WASHINGTON (Apr. 26)
Secretary of Defense Caspar Weinberger said today that he hoped to be going soon to Israel but that no date has been set as yet for his first visit to the Jewish State.
Answering questions at a luncheon of the Overseas Writers, Weinberger denied on Israeli report that a possible visit next month has been blocked by National Security Advisor William Clark. The Defense Secretary said that although he was attending the NATO defense ministers meeting in Brussels next week, the State Department felt there was not enough time to make the preparations for a visit to Israel. He said an effort would be made to find a time convenient to both him and the Israelis.
Weinberger was invited to Israel last November 30 by Defense Minister Ariel Sharon when the two officials signed the Memorandum of Understanding on Strategic Cooperation here. But Weinberger, who had been expected to go to Israel when he visited Saudi Arabia, Oman and Jordan in February, did not schedule a stop in Jerusalem, reportedly because of U.S. pique at Israel’s annexation of the Golon Heights.
VIEW OF THE MEMORANDUM OF UNDERSTANDING
The Memorandum of Understanding was suspended by the U.S. at the time because of the Israeli action. But Weinberger said today that there was a “misunderstanding” on the status of the memorandum. While he did not explain the exact status today, he said he believed the difficulties would be straightened out soon.
However, Weinberger said that efforts to meet the Soviet threat to the Middle East was still part of U.S. policy. He said the strategic agreement with Israel was aimed at only a threat to the Mideast from the Soviet Union and not at any country or groups of countries in the region.
But Weinberger said Israel’s withdrawal from Sinai yesterday was the “first step” in a series of steps toward a comprehensive peace in the Middle East. He repeated his often stated position that while the U.S. is pledged to maintain the security of Israel, it needs more than one friend in the Mideast.

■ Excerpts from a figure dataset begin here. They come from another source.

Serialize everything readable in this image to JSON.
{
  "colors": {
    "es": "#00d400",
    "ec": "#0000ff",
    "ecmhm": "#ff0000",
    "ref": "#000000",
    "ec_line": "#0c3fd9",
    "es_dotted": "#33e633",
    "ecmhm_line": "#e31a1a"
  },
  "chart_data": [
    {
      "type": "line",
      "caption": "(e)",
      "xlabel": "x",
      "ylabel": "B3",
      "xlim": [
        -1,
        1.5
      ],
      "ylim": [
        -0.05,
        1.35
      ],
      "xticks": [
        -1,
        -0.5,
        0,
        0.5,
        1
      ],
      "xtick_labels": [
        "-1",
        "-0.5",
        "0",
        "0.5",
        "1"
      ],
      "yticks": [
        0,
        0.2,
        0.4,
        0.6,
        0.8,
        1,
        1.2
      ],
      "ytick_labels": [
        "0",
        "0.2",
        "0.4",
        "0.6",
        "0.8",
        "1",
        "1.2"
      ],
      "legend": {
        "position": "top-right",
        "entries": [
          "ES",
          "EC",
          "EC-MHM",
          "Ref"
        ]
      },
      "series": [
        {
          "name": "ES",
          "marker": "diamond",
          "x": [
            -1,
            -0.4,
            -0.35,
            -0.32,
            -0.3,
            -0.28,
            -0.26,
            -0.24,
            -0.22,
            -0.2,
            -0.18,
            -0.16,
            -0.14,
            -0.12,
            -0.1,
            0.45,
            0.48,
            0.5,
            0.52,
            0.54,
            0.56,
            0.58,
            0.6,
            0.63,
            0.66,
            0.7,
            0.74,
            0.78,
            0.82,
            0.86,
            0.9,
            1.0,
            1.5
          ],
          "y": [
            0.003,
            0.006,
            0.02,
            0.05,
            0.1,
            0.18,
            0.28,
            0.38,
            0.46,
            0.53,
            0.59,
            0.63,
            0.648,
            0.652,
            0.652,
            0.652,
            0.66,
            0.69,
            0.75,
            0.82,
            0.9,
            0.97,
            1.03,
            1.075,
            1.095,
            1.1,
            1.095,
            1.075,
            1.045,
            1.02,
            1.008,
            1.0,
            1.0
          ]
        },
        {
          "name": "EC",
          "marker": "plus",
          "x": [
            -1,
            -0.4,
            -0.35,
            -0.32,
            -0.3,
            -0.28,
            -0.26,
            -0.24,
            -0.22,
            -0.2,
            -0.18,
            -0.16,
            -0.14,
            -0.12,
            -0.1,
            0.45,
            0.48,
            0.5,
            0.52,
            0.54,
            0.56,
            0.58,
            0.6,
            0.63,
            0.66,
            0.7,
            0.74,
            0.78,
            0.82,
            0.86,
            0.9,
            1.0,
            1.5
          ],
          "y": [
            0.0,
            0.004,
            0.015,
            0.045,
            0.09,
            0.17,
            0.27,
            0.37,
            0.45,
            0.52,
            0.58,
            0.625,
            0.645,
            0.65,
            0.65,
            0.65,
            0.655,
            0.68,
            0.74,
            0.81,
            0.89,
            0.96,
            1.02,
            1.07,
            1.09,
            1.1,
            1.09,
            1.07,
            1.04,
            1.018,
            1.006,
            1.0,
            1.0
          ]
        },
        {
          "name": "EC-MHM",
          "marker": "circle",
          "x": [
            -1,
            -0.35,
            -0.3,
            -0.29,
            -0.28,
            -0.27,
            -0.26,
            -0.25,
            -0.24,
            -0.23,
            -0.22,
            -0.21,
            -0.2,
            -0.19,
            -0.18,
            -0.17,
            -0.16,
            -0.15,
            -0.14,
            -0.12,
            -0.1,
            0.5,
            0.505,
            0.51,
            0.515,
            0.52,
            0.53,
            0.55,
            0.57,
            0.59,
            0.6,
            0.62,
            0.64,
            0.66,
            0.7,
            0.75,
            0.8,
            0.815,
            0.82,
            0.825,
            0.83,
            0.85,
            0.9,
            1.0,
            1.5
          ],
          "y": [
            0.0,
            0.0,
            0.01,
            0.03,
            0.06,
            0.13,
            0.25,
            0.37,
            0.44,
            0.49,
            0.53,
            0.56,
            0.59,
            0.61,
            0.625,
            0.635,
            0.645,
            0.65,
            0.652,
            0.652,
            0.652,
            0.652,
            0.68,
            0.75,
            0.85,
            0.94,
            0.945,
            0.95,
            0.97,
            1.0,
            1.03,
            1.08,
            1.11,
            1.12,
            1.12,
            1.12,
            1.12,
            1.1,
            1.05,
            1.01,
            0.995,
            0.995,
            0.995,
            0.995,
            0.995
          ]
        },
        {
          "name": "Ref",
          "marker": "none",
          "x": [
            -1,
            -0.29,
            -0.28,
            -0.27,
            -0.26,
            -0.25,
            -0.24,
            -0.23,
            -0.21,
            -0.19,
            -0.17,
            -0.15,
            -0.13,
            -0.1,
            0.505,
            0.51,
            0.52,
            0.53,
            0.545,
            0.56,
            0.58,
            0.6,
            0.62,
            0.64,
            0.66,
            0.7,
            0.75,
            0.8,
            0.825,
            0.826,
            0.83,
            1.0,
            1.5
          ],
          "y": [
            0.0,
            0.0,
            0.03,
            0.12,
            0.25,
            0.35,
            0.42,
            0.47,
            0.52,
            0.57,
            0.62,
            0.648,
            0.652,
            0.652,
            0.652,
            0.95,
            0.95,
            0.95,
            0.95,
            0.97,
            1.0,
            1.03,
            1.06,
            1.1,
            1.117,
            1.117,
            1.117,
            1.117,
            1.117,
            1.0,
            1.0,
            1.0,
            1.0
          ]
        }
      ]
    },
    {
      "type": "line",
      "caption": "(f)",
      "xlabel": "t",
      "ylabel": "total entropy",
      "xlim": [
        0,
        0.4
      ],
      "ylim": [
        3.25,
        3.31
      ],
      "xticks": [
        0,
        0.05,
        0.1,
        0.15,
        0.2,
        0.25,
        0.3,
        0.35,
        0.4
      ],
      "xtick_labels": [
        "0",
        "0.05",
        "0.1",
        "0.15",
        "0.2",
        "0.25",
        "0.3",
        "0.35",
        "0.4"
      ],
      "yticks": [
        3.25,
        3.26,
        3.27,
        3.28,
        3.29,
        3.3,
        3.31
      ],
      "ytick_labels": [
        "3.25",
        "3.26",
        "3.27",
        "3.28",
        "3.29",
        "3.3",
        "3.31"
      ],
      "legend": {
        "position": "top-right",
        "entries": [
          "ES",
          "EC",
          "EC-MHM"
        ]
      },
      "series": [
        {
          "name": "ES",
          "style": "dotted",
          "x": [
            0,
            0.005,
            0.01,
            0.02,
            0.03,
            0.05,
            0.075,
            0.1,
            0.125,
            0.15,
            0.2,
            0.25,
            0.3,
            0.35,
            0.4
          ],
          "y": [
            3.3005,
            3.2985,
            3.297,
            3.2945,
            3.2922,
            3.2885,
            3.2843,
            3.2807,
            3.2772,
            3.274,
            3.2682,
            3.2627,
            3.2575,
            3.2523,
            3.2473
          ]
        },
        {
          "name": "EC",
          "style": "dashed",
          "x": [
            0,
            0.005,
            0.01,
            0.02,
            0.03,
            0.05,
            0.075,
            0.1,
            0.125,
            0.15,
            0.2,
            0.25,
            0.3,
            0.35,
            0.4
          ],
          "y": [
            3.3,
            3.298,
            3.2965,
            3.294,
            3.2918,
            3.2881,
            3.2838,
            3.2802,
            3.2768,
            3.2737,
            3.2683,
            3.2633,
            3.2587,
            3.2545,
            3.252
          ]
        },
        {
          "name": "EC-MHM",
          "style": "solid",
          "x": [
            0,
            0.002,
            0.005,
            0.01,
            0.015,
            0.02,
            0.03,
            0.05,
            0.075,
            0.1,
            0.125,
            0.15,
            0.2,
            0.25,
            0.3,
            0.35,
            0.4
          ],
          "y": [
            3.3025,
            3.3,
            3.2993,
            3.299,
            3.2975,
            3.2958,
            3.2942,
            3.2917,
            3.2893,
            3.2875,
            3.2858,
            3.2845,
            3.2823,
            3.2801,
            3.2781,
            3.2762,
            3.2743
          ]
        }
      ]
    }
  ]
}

Weinberger also indicated that he favors providing Jordan with the F-16 jets and Hawk mobile missiles that the Hashemite kingdom is expected to request. But he said that Jordan hasn’t made a formal request as yet but one might come during the meeting of the U.S.-Jordanian joint military committee in Jordan this week.
Weinberger said he doubted that Jordan could be persuaded to cancel its order of missiles from the Soviet Union which it ordered late last year. But he said it would be “unfortunate” if Jordan had to depend on the Soviet Union as its major source of arms. He warned that a great deal comes in Soviet arms sales in addition to “the owner’s manual.”